Eine gute Hundebox ist unerlässlich. Sie sollte stabil und gut belüftet sein. Achten Sie darauf, dass Ihr Hund während der Fahrt sicher angeschnallt ist. So vermeiden Sie Verletzungen bei plötzlichen Bremsmanövern.


Wählen Sie die besten Zeiten für Ausflüge

Vermeiden Sie es, während der heißesten Tageszeiten mit Ihrem Hund unterwegs zu sein. Planen Sie Ihre Ausflüge früh am Morgen oder spät am Abend. Zu diesen Zeiten sind die Temperaturen oft angenehmer.

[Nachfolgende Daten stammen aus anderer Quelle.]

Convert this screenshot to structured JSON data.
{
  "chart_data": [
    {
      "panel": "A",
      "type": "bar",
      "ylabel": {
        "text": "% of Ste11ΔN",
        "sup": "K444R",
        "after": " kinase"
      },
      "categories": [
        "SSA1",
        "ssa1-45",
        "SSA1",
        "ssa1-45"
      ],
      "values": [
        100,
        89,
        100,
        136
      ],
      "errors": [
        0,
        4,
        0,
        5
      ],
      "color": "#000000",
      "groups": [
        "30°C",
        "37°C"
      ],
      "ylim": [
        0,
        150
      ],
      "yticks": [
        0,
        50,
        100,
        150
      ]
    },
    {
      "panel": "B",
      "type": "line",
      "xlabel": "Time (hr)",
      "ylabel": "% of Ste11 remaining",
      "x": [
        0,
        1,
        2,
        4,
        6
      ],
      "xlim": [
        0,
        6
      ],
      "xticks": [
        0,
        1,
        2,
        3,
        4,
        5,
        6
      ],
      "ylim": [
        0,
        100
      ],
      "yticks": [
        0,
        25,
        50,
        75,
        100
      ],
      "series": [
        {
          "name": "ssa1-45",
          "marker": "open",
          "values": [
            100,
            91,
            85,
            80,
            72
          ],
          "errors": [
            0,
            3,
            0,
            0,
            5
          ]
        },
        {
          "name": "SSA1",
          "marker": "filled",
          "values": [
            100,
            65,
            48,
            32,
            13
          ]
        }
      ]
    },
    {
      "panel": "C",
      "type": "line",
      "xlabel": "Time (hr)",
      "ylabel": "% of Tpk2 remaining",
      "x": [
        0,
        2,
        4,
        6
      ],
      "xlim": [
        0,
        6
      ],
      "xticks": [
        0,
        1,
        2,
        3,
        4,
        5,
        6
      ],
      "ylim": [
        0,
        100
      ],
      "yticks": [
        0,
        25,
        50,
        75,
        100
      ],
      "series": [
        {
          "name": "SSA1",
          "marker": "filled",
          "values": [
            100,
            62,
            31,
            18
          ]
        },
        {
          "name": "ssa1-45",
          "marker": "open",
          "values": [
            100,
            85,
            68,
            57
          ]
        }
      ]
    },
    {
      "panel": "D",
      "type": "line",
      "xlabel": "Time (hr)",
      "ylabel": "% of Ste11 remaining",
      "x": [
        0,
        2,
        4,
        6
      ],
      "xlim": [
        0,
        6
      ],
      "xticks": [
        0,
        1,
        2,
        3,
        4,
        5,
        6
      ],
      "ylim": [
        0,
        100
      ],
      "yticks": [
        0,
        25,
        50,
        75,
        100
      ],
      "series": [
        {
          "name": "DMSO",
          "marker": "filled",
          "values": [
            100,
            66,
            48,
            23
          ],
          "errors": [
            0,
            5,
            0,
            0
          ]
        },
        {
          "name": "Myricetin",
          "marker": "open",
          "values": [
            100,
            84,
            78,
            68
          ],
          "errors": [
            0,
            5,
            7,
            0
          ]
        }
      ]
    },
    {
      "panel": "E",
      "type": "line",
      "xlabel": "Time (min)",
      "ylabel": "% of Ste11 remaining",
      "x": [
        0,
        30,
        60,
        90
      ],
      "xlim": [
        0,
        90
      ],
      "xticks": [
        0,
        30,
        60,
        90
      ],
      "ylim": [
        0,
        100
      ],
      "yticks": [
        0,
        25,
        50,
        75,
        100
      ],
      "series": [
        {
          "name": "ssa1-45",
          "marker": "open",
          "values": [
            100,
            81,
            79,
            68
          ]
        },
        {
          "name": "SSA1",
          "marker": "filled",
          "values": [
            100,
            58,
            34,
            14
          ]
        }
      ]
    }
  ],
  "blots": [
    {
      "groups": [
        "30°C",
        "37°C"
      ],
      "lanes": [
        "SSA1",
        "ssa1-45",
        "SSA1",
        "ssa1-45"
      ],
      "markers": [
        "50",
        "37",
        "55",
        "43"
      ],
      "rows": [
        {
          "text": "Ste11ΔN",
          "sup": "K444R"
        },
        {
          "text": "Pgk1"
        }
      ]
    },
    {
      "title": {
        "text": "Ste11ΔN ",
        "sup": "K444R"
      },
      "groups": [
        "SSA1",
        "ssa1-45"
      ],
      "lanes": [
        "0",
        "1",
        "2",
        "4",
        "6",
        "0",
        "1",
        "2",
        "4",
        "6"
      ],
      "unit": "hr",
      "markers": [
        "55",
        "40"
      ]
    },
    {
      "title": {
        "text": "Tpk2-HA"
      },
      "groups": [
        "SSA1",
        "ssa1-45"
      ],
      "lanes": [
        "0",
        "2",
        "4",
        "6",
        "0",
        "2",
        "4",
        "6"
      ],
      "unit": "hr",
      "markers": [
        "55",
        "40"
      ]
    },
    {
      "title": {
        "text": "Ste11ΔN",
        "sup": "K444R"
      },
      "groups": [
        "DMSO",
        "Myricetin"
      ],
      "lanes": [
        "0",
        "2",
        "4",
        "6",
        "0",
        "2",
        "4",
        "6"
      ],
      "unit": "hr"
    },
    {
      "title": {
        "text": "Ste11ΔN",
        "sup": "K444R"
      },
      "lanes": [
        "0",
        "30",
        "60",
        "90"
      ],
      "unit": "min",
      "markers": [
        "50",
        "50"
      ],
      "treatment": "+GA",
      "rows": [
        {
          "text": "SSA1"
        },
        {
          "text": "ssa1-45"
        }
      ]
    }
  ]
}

Alternative Betreuungsmöglichkeiten

Wenn Sie wissen, dass Sie länger unterwegs sind, sollten Sie in Betracht ziehen, eine professionelle Betreuung in Anspruch zu nehmen. Ein Tiersitting-Service kann Ihrem Hund die nötige Aufmerksamkeit und Pflege bieten, während Sie beschäftigt sind.


Häufige Fragen zur Hundebetreuung

Wie lange kann ein Hund im Auto bleiben?

Es gibt keine sichere Zeitspanne. Selbst kurze Zeiträume können gefährlich sein. Es ist am besten, den Hund zuhause zu lassen.


Was tun, wenn ich einen Hund im Auto sehe?

Versuchen Sie, den Halter zu finden. Wenn der Hund in Gefahr ist, rufen Sie die Polizei oder den Tierschutz.


Wie erkenne ich, ob mein Hund überhitzt ist?

Achten Sie auf Symptome wie starkes Hecheln, Unruhe oder Erbrechen. Bei Verdacht auf einen Hitzschlag sollten Sie sofort handeln.


Schlussgedanken

Die Sicherheit Ihres Hundes hat oberste Priorität. Indem Sie sich gut vorbereiten und verantwortungsbewusst handeln, können Sie sicherstellen, dass Ihr Hund eine angenehme und sichere Zeit hat, egal wo Sie sind.